I have said before in the House that we need to take a look at the other concerns that are in the marketplace and with the application and that type of thing. That work is being done by the government.

Mrs. Carol Skelton (Saskatoon—Rosetown—Biggar, Canadian Alliance): Mr. Speaker, cattle producers have had their farms quarantined. Their herds have been slaughtered, yet they cannot begin to rebuild their herds or their lives until the government drafts restocking guidelines.

When will the minister release the guidelines that will allow cattle producers to restock their cattle and rebuild their lives?

Hon. Lyle Vanclief (Minister of Agriculture and Agri-Food, Lib.): Mr. Speaker, there is already a program in place and I know the hon. member is aware of this. When animals have to be put down because of a reportable disease, there is compensation to the owner of each of those animals. As soon as that process is finished, if the individuals wish to take that money and restock their herds, they can do that immediately.

In regard to the criteria of the United States, I will say again, we need the science and we will complete that science as quickly as possible.

Mrs. Carol Skelton (Saskatoon—Rosetown—Biggar, Canadian Alliance): Mr. Speaker, there is a lot of science fiction coming from that side of the House.
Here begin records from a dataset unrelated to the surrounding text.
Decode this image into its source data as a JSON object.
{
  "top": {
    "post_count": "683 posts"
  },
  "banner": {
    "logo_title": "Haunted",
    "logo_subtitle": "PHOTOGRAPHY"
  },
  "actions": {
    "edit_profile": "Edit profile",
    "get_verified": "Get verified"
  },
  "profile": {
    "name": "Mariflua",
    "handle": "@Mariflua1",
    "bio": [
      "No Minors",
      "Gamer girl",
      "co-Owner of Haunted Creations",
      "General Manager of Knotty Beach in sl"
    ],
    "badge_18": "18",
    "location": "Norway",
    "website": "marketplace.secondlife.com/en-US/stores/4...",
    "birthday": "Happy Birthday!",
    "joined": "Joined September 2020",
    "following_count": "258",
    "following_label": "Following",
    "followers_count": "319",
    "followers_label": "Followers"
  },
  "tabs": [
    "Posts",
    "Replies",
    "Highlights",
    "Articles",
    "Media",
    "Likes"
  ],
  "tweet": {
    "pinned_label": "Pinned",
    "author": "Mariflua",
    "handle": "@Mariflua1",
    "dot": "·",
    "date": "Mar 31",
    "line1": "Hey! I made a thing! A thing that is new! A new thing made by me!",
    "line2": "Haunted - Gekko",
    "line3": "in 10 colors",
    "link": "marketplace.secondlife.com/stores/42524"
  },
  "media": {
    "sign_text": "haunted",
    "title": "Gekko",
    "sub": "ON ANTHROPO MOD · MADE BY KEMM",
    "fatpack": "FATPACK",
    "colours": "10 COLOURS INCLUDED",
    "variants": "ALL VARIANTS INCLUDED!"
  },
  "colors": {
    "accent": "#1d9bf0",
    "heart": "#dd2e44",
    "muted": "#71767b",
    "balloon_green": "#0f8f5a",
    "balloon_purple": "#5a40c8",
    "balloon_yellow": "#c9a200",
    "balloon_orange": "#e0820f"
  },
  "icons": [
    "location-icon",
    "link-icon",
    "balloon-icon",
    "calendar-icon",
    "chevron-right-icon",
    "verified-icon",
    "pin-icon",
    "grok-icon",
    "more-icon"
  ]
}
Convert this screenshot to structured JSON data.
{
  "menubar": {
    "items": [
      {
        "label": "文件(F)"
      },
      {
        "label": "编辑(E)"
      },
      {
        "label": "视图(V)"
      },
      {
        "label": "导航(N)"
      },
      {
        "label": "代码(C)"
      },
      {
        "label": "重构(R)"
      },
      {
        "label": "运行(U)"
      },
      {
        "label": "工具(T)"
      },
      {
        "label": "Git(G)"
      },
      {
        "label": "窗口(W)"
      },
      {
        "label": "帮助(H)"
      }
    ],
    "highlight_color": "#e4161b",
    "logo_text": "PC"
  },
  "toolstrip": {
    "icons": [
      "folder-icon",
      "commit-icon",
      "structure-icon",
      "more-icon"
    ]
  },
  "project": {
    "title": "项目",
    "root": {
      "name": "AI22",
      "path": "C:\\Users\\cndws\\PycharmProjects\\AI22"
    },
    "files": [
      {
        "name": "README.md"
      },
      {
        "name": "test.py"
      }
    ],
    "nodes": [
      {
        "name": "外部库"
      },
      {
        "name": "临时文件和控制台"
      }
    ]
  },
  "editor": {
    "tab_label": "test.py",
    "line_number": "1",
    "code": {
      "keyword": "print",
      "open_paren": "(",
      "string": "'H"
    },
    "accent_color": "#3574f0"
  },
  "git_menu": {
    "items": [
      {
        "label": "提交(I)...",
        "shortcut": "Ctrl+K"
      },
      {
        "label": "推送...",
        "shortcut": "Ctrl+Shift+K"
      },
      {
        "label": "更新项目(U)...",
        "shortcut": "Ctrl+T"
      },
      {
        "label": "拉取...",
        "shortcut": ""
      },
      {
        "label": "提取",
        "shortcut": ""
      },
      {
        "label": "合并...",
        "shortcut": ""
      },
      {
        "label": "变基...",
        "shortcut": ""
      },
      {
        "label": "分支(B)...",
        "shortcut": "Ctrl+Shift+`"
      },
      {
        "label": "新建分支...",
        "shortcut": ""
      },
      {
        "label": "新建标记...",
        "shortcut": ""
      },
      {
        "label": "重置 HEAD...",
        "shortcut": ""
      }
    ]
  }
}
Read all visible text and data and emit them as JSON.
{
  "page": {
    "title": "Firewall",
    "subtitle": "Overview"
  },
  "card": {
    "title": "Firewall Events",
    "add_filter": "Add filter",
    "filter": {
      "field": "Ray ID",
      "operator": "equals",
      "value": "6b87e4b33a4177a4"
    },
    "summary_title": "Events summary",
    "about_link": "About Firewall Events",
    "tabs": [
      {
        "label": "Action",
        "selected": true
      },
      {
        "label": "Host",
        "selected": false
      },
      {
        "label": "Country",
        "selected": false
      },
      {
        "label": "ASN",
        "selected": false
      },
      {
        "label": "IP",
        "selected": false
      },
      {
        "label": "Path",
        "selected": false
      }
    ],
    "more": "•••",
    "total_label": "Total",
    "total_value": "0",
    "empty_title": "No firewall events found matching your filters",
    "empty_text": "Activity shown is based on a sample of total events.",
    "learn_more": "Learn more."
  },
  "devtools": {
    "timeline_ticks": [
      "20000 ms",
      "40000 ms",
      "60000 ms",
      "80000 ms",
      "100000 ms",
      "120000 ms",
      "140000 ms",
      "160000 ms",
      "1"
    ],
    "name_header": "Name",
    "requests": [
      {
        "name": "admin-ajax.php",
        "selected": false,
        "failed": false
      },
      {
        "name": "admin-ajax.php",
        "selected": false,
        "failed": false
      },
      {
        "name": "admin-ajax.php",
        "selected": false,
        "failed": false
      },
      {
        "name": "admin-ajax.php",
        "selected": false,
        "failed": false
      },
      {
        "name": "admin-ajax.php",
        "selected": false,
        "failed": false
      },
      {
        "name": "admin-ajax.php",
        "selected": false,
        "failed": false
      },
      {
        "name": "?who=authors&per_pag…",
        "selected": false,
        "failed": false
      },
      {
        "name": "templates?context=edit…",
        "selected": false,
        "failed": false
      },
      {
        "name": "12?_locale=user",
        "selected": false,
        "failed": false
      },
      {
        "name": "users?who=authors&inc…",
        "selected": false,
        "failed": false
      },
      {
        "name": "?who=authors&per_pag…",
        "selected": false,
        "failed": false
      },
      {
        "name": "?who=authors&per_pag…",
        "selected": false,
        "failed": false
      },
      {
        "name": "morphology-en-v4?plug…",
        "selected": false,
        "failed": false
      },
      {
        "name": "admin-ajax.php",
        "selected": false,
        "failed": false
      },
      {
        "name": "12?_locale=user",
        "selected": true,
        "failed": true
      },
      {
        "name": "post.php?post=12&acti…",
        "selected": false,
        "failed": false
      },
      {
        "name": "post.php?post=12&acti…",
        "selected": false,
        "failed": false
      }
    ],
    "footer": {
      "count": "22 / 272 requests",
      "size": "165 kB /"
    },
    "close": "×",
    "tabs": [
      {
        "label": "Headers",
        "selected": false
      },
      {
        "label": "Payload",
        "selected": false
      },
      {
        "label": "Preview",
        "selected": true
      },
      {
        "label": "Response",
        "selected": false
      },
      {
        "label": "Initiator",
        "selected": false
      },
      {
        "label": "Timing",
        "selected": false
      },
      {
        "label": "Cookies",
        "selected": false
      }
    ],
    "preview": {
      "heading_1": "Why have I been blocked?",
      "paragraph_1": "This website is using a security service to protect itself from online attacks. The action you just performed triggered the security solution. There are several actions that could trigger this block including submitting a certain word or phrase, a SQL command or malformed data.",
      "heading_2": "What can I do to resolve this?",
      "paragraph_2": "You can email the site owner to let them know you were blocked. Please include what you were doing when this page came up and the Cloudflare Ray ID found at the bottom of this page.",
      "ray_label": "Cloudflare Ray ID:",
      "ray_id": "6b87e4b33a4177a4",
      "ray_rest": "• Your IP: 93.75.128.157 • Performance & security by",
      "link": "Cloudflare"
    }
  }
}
Cattle producers are already looking ahead to restocking their farms for the future. These producers are waiting for the CFIA to give them written guidelines for that restocking.

Can the minister tell us when the CFIA will publish those guidelines to allow for the restocking of farms and to allow the people to get on with their lives?

Hon. Lyle Vanclief (Minister of Agriculture and Agri-Food, Lib.): Mr. Speaker, I think I am correct in saying that as soon as the quarantine is lifted farms can then start restocking.

The Speaker: The hon. member for Rimouski-Neigette-et-la-Mitis.

Some hon. members: Hear, hear.

Mrs. Rose-Marie Ur (Lambton—Kent—Middlesex, Lib.): Mr. Speaker, I am aware that the responsibility for dead stock removal is under the jurisdiction of the provincial governments. In Ontario, the legislation that deals specifically with this issue is the Dead Animal Disposal Act.

Although it is clearly stated in provincial legislation that dead stock removal is the responsibility of the provincial government, there have been increasing discussions in the Province of Ontario that the federal government does have a role to play in regard to this matter.

Could the Minister of Agriculture please tell the House and the residents in the Province of Ontario whether the federal government has a role in the removal of dead stock in Ontario?

Hon. Lyle Vanclief (Minister of Agriculture and Agri-Food, Lib.): Mr. Speaker, as the hon. member has said, dead stock removal comes under the jurisdiction of the provinces. The provinces are responsible, as well, for groundwater and waste management within their jurisdiction. They have guidelines and standards for that.

Canadian farmers are well-known and have a good reputation for obeying those standards and guidelines, as are waste and landfill sites. I expect and I know they will live up to both the guidelines and the standards.